Speaking to CNBC-TV18's Kritika Saxena, Sandip Sen, the new CEO of Aegis, says that he is focused on growing the company organically and inorganically before concentrating on a stock market debut
For a while now, there's been a buzz that the Essar Group is gearing up to list its BPO arm — Aegis.
However, speaking to CNBC-TV18's Kritika Saxena, Sandip Sen, the new CEO of Aegis says that he is focused on growing the company organically and inorganically before concentrating on a stock market debut. Sandip Sen has had his hands full ever since he took over the reins of in December 2012 from Aparup Sengupta.
While Sengupta's departure had raised many eyebrows, considering his exit at a time when the company's promoters were reportedly looking at diluting stake to PE players, Sandip is undeterred.
After his predecessor's exit, Sandip has set out to restructure the entire business focus to maximise margins by consolidation of assets and facilities and vertically dividing the business into four key areas: travel, hospitality, BFS, healthcare and insurance. "Growth, at this point, is top priority, not divestment," adds Sen.

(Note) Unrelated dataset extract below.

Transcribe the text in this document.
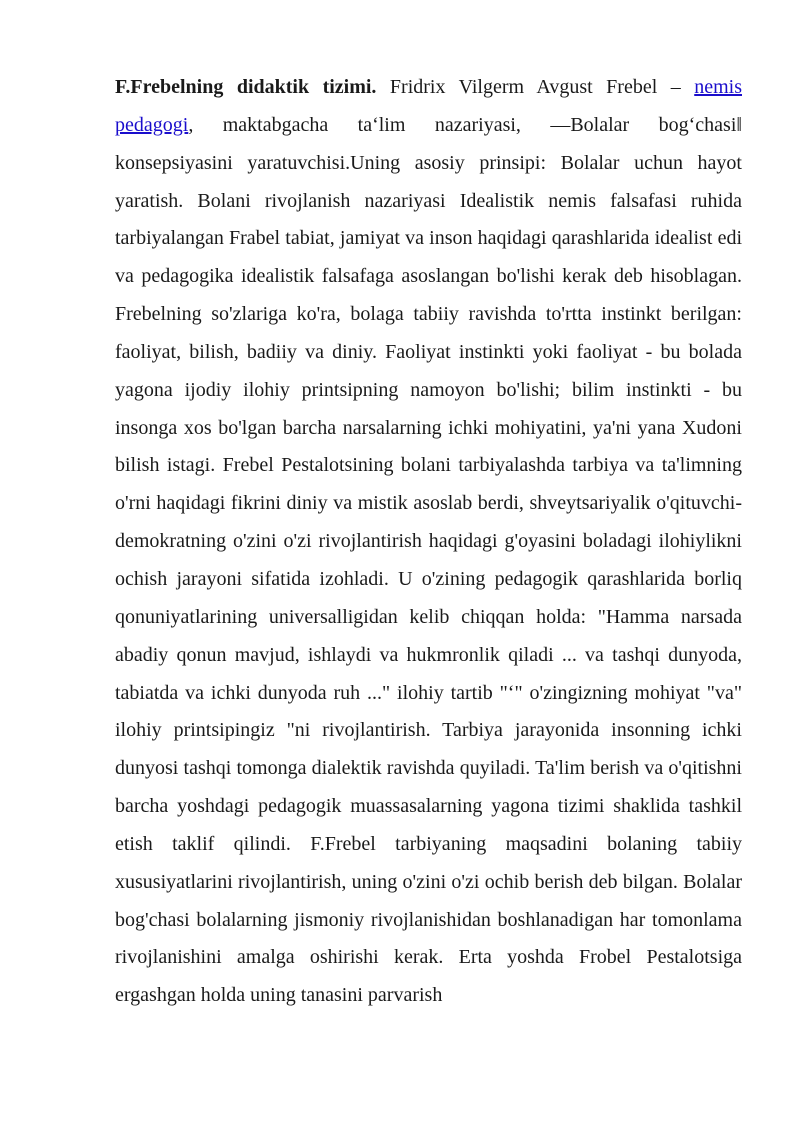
F.Frebelning didaktik tizimi. Fridrix Vilgerm Avgust Frebel – nemis pedagogi, maktabgacha ta‘lim nazariyasi, ―Bolalar bog‘chasi‖ konsepsiyasini yaratuvchisi.Uning asosiy prinsipi: Bolalar uchun hayot yaratish. Bolani rivojlanish nazariyasi Idealistik nemis falsafasi ruhida tarbiyalangan Frabel tabiat, jamiyat va inson haqidagi qarashlarida idealist edi va pedagogika idealistik falsafaga asoslangan bo'lishi kerak deb hisoblagan. Frebelning so'zlariga ko'ra, bolaga tabiiy ravishda to'rtta instinkt berilgan: faoliyat, bilish, badiiy va diniy. Faoliyat instinkti yoki faoliyat - bu bolada yagona ijodiy ilohiy printsipning namoyon bo'lishi; bilim instinkti - bu insonga xos bo'lgan barcha narsalarning ichki mohiyatini, ya'ni yana Xudoni bilish istagi. Frebel Pestalotsining bolani tarbiyalashda tarbiya va ta'limning o'rni haqidagi fikrini diniy va mistik asoslab berdi, shveytsariyalik o'qituvchi-demokratning o'zini o'zi rivojlantirish haqidagi g'oyasini boladagi ilohiylikni ochish jarayoni sifatida izohladi. U o'zining pedagogik qarashlarida borliq qonuniyatlarining universalligidan kelib chiqqan holda: "Hamma narsada abadiy qonun mavjud, ishlaydi va hukmronlik qiladi ... va tashqi dunyoda, tabiatda va ichki dunyoda ruh ..." ilohiy tartib "‘" o'zingizning mohiyat "va" ilohiy printsipingiz "ni rivojlantirish. Tarbiya jarayonida insonning ichki dunyosi tashqi tomonga dialektik ravishda quyiladi. Ta'lim berish va o'qitishni barcha yoshdagi pedagogik muassasalarning yagona tizimi shaklida tashkil etish taklif qilindi. F.Frebel tarbiyaning maqsadini bolaning tabiiy xususiyatlarini rivojlantirish, uning o'zini o'zi ochib berish deb bilgan. Bolalar bog'chasi bolalarning jismoniy rivojlanishidan boshlanadigan har tomonlama rivojlanishini amalga oshirishi kerak. Erta yoshda Frobel Pestalotsiga ergashgan holda uning tanasini parvarish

Regarding the promoters' plans to sell stake to PE players, Sen says, "We are focused on growth and margins. We are not looking at divestment. But as our performance gets better in the next 12 months, we could be looking at an IPO at the optimum limit. In terms of margins we want to be in the top quartile."
On plans to make, Sen adds that in the last 18 months, the BPO has not made any acquisitions. "This year we are looking at acquisitions in new regions like Malaysia, Indonesia and domains that will help us consolidate growth."
Apart from inorganic growth, the company also expects to hire 5,000-7,000 employees to add to its 50,000- strong employee base.